Ben and I were lucky at the beginning. His first alcohol nurse/key worker – Bianca –  was passionate about getting him healthy again. Both she and Safar, the alcohol worker who assessed Ben, were very concerned about him. Ben was thin, quivering and completely devoid of self-confidence (sadly, nothing has changed).

Bianca made a point of speaking to me and keeping me informed of Ben’s case. Whenever I phoned, she gave me as much time as I needed to vent or ask the questions I needed to. She breathalysed him every time he went in to see her and reported his readings to me each time we spoke. From the beginning, she said he needed to be sent into detox. She was – rightly – extremely concerned for his health and she wasted no time in getting him prepared for treatment.

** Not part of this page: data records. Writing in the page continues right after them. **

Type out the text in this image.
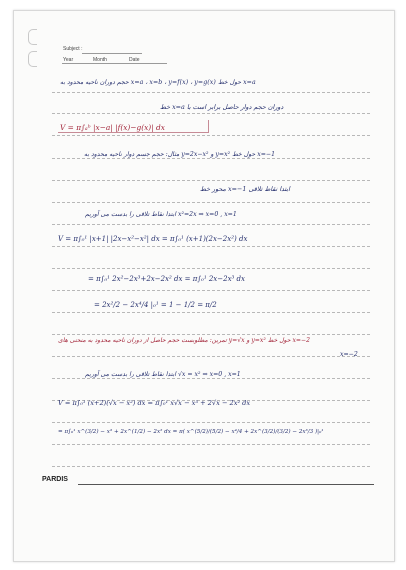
Subject :
Year	Month	Date
حجم دوران ناحیه محدود به x=a ، x=b ، y=f(x) ، y=g(x) حول خط x=a
خط x=a دوران حجم دوار حاصل برابر است با
V = π∫ₐᵇ |x−a| |f(x)−g(x)| dx
مثال: حجم جسم دوار ناحیه محدود به y=2x−x² و y=x² حول خط x=−1
محور خط x=−1 ابتدا نقاط تلاقی
ابتدا نقاط تلاقی را بدست می آوریم x²=2x ⇒ x=0 , x=1
V = π∫₀¹ |x+1| |2x−x²−x²| dx = π∫₀¹ (x+1)(2x−2x²) dx
= π∫₀¹ 2x²−2x³+2x−2x² dx = π∫₀¹ 2x−2x³ dx
= 2x²/2 − 2x⁴/4 |₀¹ = 1 − 1/2 = π/2
تمرین: مطلوبست حجم حاصل از دوران ناحیه محدود به منحنی های y=√x و y=x² حول خط x=−2
x=−2
ابتدا نقاط تلاقی را بدست می آوریم √x = x² ⇒ x=0 , x=1
V = π∫₀¹ (x+2)(√x − x²) dx = π∫₀¹ x√x − x³ + 2√x − 2x² dx
= π∫₀¹ x^(3/2) − x³ + 2x^(1/2) − 2x² dx = π( x^(5/2)/(5/2) − x⁴/4 + 2x^(3/2)/(3/2) − 2x³/3 )|₀¹
PARDIS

One day, she found he was over the limit when he drove in to the clinic, and confiscated his keys. Ben rang me at work to tell me that the car was at the hospital where the alcohol service is based. He said he thought the reading was wrong, but Bianca had taken his keys anyway. He sounded genuinely puzzled – but this was just another manifestation of his delusional mindset.

When I went in to collect the keys, Bianca took time out to speak to me. She wanted to know how much I knew about his drinking (not all that much, as it turned out). At the time, Ben used to keep his cases of beer in a padlocked shed outside. Only he had the key to the shed. He never let me go in there – and perhaps I didn’t want to. Anyway, it was she who insisted that I demand the key to the shed as a symbol of his commitment to being honest with me from that point forward. She also suggested I hold on to the car keys. I followed her advice and it worked.

When I asked Ben to show me the shed and insisted he be honest with me from that point forward, he agreed – and he stuck by that… well, sometimes. I also took the car keys, although even then, I was stupid enough to believe him when he claimed he didn’t drink during the day time, and that he rarely drank and drove (“and certainly never with Rosie”). He was still taking care of Rosie at that point. So, I guess I was suffering from my own delusional mindset.

That would soon crack and peel away, like paint on a bathroom ceiling. But it would take a few more weeks before I finally accepted how serious his condition really was.